At Microsoft, we have been using AutoGen and Semantic Kernel in many of our research and production systems, and we have added significant improvements to both frameworks. For a long time, we have been asking ourselves: how can we create a unified framework that combines the best of both worlds?
Today we are excited to announce that AutoGen and Semantic Kernel are merging into a single, unified framework under the name Microsoft Agent Framework: https://github.com/microsoft/agent-framework. It takes the simple and easy-to-use multi-agent orchestration capabilities of AutoGen, and combines them with the enterprise readiness, extensibility, and rich capabilities of Semantic Kernel. Microsoft Agent Framework is designed to be the go-to framework for building agent-based applications, whether you are a researcher or a developer.
For current AutoGen users, you will find that Microsoft Agent Framework's single-agent interface is almost identical to AutoGen's, with added capabilities such as conversation thread management, middleware, and hosted tools. The most significant change is a new workflow API that allows you to define complex, multi-step, multi-agent workflows using a graph-based approach. Orchestration patterns such as sequential, parallel, Magentic and others are built on top of this workflow API. We have created a migration guide to help you transition from AutoGen to Microsoft Agent Framework: https://aka.ms/autogen-to-af.

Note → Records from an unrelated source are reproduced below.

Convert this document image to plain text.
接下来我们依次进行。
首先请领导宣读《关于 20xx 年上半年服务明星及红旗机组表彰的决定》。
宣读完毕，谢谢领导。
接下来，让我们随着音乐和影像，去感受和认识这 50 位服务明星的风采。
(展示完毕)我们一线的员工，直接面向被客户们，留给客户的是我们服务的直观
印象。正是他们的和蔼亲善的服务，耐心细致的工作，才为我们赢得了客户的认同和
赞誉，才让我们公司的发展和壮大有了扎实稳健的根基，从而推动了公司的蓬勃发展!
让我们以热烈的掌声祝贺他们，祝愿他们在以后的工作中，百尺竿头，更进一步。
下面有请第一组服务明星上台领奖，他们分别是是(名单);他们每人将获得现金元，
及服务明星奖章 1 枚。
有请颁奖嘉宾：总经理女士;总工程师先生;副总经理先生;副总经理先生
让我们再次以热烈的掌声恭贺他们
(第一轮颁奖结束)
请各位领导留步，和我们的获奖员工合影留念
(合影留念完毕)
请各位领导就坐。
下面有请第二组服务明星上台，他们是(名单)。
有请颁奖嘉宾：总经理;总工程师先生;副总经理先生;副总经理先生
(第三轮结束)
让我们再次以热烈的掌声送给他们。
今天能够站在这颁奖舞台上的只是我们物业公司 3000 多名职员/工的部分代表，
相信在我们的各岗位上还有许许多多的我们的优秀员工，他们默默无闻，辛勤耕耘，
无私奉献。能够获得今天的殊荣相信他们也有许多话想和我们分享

AutoGen will still be maintained -- it has a stable API and will continue to receive critical bug fixes and security patches -- but we will not be adding significant new features to it.
As maintainers, we have deep appreciation for all the work AutoGen contributors have done to help us get to this point. We have learned a ton from you -- many important features in AutoGen were contributed by the community. We would love to continue working with you on the new framework.